26. Modern Houses.—During the past ten years, a few of the more progressive Navahoes have built themselves rectangular stone houses, with flat roofs, glazed windows, wooden doors, and regular chimneys, such as their neighbors, the Mexicans and Pueblo Indians, build. They have had before them, for centuries, examples of such houses, and they are an imitative and docile people. The reason they have not copied at an earlier date is probably a superstitious reason. They believe a house haunted or accursed in which a human being dies.[91] They abandon it, never enter it again, and usually destroy it. With such a superstition prevailing, they hesitate to build permanent dwellings. Perhaps of late years the superstition is becoming weakened, or they have found some mystic way of averting the supposed evil.
ARTS.
27. The arts of the Navahoes are not numerous. They make a very rude and inartistic pottery,—vastly inferior to that of the neighboring Pueblo tribes,—and they make but little of it. Their bows and arrows are not equal to those of the northern Indians, and, since they have both money and opportunity to purchase modern firearms, bows and arrows are falling into disuse. They do not consider themselves very expert dressers of deerskin, and purchase their best buckskins from other tribes. The women do very little embroidery, either with beads or porcupine-quills, and this little is unskilfully done. The legends indicate that in former days they stole or purchased embroideries from the Utes.
Fig. 16. Sacred basket.
28. Basketry.—They make excellent baskets, but very few of them, and have a very limited range of forms and patterns. In developing their blanket-making to the highest point of Indian art, the women of this tribe have neglected other labors.

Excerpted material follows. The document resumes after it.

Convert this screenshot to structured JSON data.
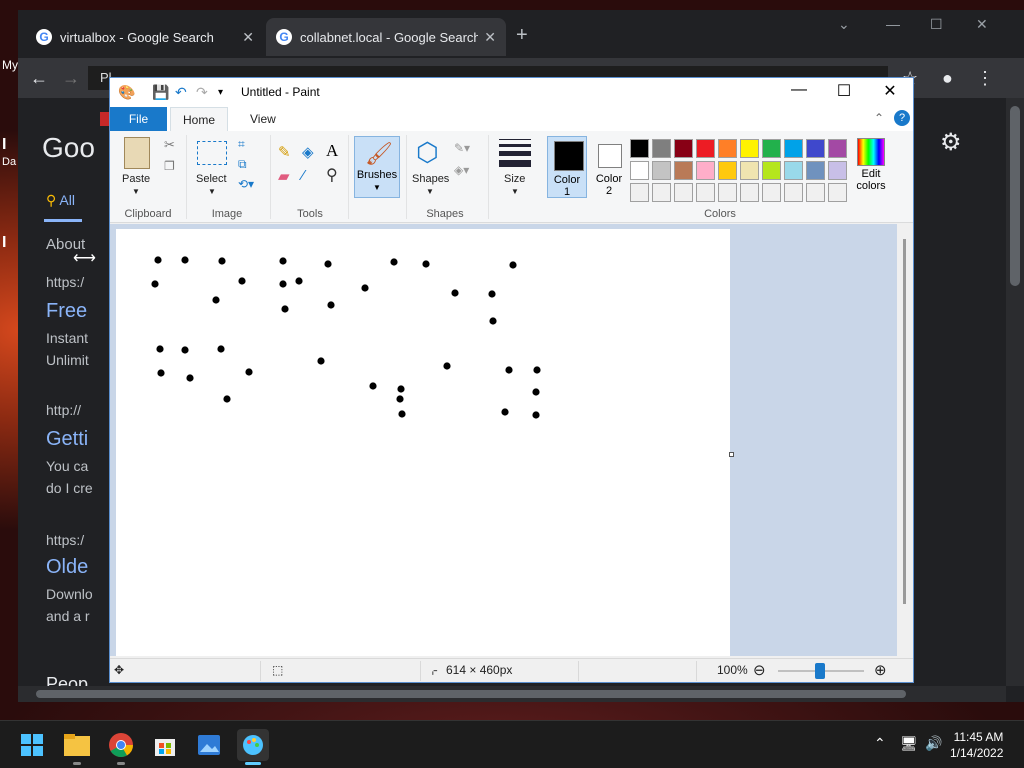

The much ruder but allied Apaches, who know nothing of weaving woollen fabrics, make more baskets than the Navahoes, and make them in much greater variety of form, color, and quality. The Navahoes buy most of their baskets and wicker water-jars from other tribes. They would possibly lose the art of basketry altogether if they did not require certain kinds to be used in the rites, and only women of the tribe understand the special requirements of the rites. [Figs. 16] and [17] show the patterns of baskets almost exclusively made. These are used in ceremonies, and are called by the author sacred baskets. A further description of them is given in a note.[5]